The U.K. has also imposed a 15-per-cent “stamp duty rate” or purchase tax for foreign investors who buy through corporate shell companies.

During my recent trip, the newspapers were full of stories about a proposed ‘mansion tax’ being put forward by the opposition Labour Party. It would apply to homes costing $3.6 million or more and add an additional tax payment of $442 per month. However, those earning less than about $74,000 would be allowed to defer payment until they sold or died.

Echoing the position of Vancouver COPE mayoral candidate Meena Wong, the U.K. government and others are advocating that local councils impose higher property taxes on foreign investors who leave homes empty. Last June, London Mayor Boris Johnson added his voice by urging local authorities to “whack up the council tax” on houses that remain empty for more than a year.
 

However, local authorities can already impose a 50-per-cent tax increase if a property remains vacant after two years, but are not doing so because of the administrative difficulties in determining which properties should be penalized. Some absentee owners are avoiding the council tax surcharge by moving in a table and chair.
 
As Liam Bailey, global head of research at Knight Frank, eloquently put it: “The problem with measures to tackle empty homes or under-occupied homes, whether sensible or not, fundamentally comes down to practicalities. Namely, how government can actually define and then identify empty homes. The practical implications of the policy are likely to be limited.”

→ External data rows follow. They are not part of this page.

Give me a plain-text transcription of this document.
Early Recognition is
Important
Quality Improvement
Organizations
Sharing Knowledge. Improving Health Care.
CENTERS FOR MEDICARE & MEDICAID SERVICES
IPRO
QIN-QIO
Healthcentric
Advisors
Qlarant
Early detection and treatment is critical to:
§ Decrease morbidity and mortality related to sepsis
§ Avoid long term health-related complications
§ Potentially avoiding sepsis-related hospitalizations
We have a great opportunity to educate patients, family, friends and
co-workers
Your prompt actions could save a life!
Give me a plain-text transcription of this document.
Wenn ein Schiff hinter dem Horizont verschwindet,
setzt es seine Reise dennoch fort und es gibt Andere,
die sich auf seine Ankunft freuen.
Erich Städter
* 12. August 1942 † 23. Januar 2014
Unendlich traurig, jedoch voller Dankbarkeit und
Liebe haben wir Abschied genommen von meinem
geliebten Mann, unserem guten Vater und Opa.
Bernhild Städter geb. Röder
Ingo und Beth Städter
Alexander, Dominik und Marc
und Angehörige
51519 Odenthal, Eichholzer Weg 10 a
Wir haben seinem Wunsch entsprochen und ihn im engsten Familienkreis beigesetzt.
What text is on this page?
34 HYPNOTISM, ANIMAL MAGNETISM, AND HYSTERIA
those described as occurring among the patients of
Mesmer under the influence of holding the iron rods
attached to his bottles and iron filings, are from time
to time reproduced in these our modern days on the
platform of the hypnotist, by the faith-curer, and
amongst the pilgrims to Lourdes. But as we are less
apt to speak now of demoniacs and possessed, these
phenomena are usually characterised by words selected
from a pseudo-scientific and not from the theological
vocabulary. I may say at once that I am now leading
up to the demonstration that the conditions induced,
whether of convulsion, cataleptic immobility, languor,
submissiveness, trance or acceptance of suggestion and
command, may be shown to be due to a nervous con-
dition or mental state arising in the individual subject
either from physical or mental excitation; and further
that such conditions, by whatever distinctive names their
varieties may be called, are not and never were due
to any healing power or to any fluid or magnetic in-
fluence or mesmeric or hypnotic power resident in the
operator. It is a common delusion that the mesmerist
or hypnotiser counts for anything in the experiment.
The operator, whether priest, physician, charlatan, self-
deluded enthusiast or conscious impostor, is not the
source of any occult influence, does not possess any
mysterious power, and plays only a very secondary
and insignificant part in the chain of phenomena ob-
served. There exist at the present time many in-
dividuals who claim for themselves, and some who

In the U.K., the federal government is very much a part of the conversation. In Vancouver, the federal government has been silent.

Another discussion taking place in Vancouver is how best to increase density in and around single-family neighbourhoods without resorting to highrises.Again, it may be instructive to look at London.
 
Throughout the city, one finds medium-density ‘zero lot-line’ terraced housing. By ‘zero lot-line,’ I mean each unit extends from one side property line to the other, not unlike most commercial buildings along arterial roads in Vancouver.

Terraced housing was built from the 1600s to the early 20th century throughout London. While some units were very modest, especially during the Victorian and Edwardian eras, others were quite the opposite. A glamorous Georgian end-terrace house in Cornwall Terrace Mews overlooking London’s Regent’s Park sold in 2013 for $145 million, probably the most expensive terrace home sale in history.

One of the defining features of terraced housing is the repetitive, uniform front facade and uniform height. This height can vary from two to five floors. In addition, many properties, especially during the Georgian era, had a lower level accessed from a gated front courtyard.

Today, many of the terraced units continue as single-family properties. However, others, especially larger properties, have become hotels or offices, or been divided into flats providing more modestly priced accommodation. In many instances, elevators have been added. However, other terraced housing still requires residents to climb the stairs.
 
As Vancouver and surrounding municipalities redevelop, I believe there are many opportunities for terraced housing, especially as a transition between higher density, mixed use arterial development and single-family neighbourhoods behind. It might also be built around parks and community centres.
Depending on the location, the front and rear yard setbacks could vary to fit in with the surrounding neighbourhood character. A lower level might be included as a separate suite for sale, or as a rental unit, not unlike the basement suite in a single-family house.

Vancouver can learn from London’s experience when it comes to both regulating foreign buyers and new forms of housing.